This group includes the conditions known as hammer toe, hallux flexus, and some of the lateral versions of the toes.
HAMMER TOE.
This complaint may be described as a permanent flexion from the straight line at either or both of the inter-phalangeal joints, without paralysis of muscles, unattended with any primary degenerative or inflammatory disease of the articular structures, and essentially confined in origin to the period of active growth. Some precision of definition is necessary to exclude similar deformities of wholly different pathological nature.
Hammer toe was known long before it became the subject of scientific observation. According to Dr. Cohen,[8] the first printed description was that by a French surgeon named Laforest, in a volume published in 1782, and entitled “L’Art de Soigner les Pieds”; but Laforest was the successor of one Rousselot, who thirteen years earlier wrote a book to which he gave the formidable name of “La Toilette les Pieds, ou Traité de la Guérison des Cors, Verrues, et autres Affections de la Peau, et Dissertation abrégé sur le Traitement et la Guérison des Cancers.” In this essay a flexion of the toes attributed to the use of short shoes is alluded to with sufficient clearness to make it probable that Laforest had succeeded to the ideas as well as to the practice of his predecessor. The first account, however, with any pretensions to science, was that given by Boyer in 1822.[9] Since that time the subject has been discussed repeatedly in France, and within the last few years has been brought forward twice in England, at the Clinical Society in 1887, and at the Medical Society in 1889.
The deformity is found in both sexes, but appears to be somewhat more frequent in the male (three to two). The influence of age is very strongly marked. The condition invariably begins within the developmental period, and may show itself at any time between birth and adult life, but most frequently attracts the notice of the patient for the first time during the third quinquennial period. Amongst a number of incipient cases seen at Hanwell not more than one-tenth were under twelve years of age, the little toe being usually the seat of the earlier manifestations. It is said to be occasionally congenital. So far as my own observations go, neither class, occupation, nor constitutional condition, appears to have any share in its production.
It has long been a popular as well as a medical opinion that the deformity is handed down by inheritance. Even Laforest, who contests the belief, says, “Je m’entends souvent dire que l’on est né avec un doigt ainsi; que c’est un doigt de famille.” Boyer asserted that it was frequently inherited, and Blum and others have adduced examples in support of this view. In a paper read before the Clinical Society in 1887, I referred to a history in four cases out of twenty-two which had the same bearing; and other striking examples have since been brought forward by Mr. Adams. In fact, some evidence of the influence of the hereditary principle may be traced in at least a fourth of the examples that come under notice, and is particularly frequent and clear amongst patients of the educated classes.

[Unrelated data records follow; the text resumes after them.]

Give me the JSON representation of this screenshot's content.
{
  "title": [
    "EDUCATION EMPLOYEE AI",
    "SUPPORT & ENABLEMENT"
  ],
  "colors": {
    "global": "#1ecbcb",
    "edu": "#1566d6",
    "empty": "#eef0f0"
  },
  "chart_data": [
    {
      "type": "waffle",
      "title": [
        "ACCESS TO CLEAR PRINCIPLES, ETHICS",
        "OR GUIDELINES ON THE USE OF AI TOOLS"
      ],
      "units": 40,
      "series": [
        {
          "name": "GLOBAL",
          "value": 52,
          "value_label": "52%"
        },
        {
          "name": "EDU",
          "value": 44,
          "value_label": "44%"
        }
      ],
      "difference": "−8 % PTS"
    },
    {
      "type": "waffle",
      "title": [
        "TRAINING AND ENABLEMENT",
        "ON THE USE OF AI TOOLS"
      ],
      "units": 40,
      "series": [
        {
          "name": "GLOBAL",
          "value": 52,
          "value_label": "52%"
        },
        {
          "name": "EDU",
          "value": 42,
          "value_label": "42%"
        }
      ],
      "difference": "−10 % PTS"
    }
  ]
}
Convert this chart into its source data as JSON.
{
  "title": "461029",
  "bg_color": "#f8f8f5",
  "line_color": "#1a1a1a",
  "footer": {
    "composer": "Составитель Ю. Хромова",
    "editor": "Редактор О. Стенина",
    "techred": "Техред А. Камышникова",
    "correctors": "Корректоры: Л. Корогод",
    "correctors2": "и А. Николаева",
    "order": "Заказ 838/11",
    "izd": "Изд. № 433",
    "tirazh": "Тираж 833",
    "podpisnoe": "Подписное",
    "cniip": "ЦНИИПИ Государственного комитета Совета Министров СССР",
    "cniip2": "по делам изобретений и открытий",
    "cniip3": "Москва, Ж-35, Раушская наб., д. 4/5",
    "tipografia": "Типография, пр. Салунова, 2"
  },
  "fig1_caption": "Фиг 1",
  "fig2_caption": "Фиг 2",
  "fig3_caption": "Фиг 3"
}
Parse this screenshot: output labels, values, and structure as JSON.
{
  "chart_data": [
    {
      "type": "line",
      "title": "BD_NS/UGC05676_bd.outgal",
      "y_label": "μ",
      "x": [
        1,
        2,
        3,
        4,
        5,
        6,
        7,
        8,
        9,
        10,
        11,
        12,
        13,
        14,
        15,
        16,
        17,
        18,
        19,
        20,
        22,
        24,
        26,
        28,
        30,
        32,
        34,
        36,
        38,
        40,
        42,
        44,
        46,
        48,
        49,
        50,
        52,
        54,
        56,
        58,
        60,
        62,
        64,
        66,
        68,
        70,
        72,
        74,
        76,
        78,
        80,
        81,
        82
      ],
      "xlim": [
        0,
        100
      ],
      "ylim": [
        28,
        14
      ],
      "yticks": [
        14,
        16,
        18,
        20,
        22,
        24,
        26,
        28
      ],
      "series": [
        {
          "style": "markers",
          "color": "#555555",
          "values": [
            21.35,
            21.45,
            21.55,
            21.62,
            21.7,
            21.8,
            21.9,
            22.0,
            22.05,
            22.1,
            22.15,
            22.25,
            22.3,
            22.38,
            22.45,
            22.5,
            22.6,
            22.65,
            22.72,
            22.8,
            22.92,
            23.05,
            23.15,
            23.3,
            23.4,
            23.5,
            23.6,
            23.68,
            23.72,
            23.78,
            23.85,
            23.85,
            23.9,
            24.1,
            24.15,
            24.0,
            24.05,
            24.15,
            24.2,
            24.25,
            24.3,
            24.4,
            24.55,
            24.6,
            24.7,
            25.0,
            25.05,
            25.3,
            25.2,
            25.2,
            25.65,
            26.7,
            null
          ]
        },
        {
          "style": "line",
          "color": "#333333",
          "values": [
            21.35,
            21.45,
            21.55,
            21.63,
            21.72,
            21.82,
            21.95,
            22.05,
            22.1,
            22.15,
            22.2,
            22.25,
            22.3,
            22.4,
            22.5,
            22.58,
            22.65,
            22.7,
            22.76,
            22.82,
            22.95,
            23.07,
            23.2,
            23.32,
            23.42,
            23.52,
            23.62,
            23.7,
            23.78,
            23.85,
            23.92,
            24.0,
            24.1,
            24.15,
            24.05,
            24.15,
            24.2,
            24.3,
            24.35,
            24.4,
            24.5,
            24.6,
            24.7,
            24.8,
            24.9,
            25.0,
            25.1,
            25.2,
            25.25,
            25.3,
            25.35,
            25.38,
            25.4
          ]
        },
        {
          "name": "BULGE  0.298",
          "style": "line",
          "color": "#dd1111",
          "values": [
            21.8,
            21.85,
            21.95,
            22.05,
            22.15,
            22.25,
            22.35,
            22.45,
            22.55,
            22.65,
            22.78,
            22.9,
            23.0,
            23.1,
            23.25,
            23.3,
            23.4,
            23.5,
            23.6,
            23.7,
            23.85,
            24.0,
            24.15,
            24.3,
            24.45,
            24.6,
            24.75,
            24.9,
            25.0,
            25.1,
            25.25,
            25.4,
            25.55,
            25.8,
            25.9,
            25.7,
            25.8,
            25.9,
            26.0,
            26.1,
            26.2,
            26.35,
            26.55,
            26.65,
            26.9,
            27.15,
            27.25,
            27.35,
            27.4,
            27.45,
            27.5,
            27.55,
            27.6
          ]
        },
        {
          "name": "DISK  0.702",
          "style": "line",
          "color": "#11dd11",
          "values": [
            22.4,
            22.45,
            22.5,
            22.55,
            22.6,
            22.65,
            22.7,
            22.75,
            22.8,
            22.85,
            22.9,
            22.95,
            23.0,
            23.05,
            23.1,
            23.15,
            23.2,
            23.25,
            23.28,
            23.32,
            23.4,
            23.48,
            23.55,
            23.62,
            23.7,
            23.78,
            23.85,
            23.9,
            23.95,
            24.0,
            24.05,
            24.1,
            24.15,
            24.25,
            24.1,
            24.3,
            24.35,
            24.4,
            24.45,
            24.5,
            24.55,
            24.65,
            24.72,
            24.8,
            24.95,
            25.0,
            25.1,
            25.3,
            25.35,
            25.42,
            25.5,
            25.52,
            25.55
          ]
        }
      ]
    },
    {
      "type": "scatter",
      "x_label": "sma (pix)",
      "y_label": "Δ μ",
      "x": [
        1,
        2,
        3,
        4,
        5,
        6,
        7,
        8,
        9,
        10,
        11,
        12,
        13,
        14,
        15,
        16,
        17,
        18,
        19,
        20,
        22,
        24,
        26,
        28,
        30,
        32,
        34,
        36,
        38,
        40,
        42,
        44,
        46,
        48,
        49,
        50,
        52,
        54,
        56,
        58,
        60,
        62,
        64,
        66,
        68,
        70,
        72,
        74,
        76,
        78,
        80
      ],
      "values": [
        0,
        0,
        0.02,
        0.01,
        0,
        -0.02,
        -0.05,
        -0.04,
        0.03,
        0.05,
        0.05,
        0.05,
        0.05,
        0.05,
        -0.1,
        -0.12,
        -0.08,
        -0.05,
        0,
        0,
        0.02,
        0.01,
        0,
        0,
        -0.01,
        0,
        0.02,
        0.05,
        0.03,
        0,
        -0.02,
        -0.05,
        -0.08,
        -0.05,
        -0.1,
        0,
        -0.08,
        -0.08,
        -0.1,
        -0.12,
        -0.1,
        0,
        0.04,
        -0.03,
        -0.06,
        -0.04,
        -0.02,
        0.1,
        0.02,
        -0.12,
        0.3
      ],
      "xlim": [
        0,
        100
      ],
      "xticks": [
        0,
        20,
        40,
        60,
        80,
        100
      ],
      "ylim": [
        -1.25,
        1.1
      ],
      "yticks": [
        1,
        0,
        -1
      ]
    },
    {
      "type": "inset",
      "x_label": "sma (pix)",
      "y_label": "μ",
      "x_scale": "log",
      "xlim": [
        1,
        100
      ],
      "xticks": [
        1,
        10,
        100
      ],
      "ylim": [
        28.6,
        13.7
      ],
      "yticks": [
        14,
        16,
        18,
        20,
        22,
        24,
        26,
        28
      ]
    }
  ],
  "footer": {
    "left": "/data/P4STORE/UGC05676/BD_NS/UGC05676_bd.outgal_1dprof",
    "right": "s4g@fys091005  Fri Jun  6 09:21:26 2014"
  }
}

The subjoined pedigree of a family in which the affection has arisen, illustrates the descent through four generations. It was noted that the children attacked were those who presented most resemblance in feature and temperament to the grandfather. The deformity usually appeared about the age of four, and was confined to the second toe. “Double-jointed” thumbs were also an inheritance in the family. In another example the condition developed in five children out of eleven. Here too there was a history of “double-jointedness” in the fingers and thumb, extending through three generations; and an aunt on the male side was also the subject of hammer finger. This association of hammer toe with other developmental irregularities is significant enough to deserve attention. In addition to the instances mentioned, there are amongst the seventy-three surgical cases on my list three accompanied by hallux flexus, and one with retraction of both little toes; and there is little doubt that coincidences of a like kind would more frequently be found were it always possible to ascertain the facts by inquiry.
Seat of attack.—In surgical cases the toe most commonly affected is the second. In my list of 73 patients who had applied for treatment, this digit was affected in all but four, while the third was attacked in five, the fourth in one, and the fifth in three cases. In one instance the affection of the third toe was symmetrical, each afforded only a single example; but if all cases of contraction of the joint for 30° or more be counted without reference to symptoms, the condition is far more frequent in the little toe than in the others. Thus in an examination of a series of 800 children under sixteen years of age the little toe was found to be involved in forty-one cases, nearly all of which were double, while the second toe was affected in six only, and the third toe in five. It may be noted also that the projection of the extremity of the second toe beyond that of the first—a condition regarded as a type by the ancient sculptors—was present in only three instances. This is confirmed by Professor Flower, who failed to find a single instance in many hundreds of children.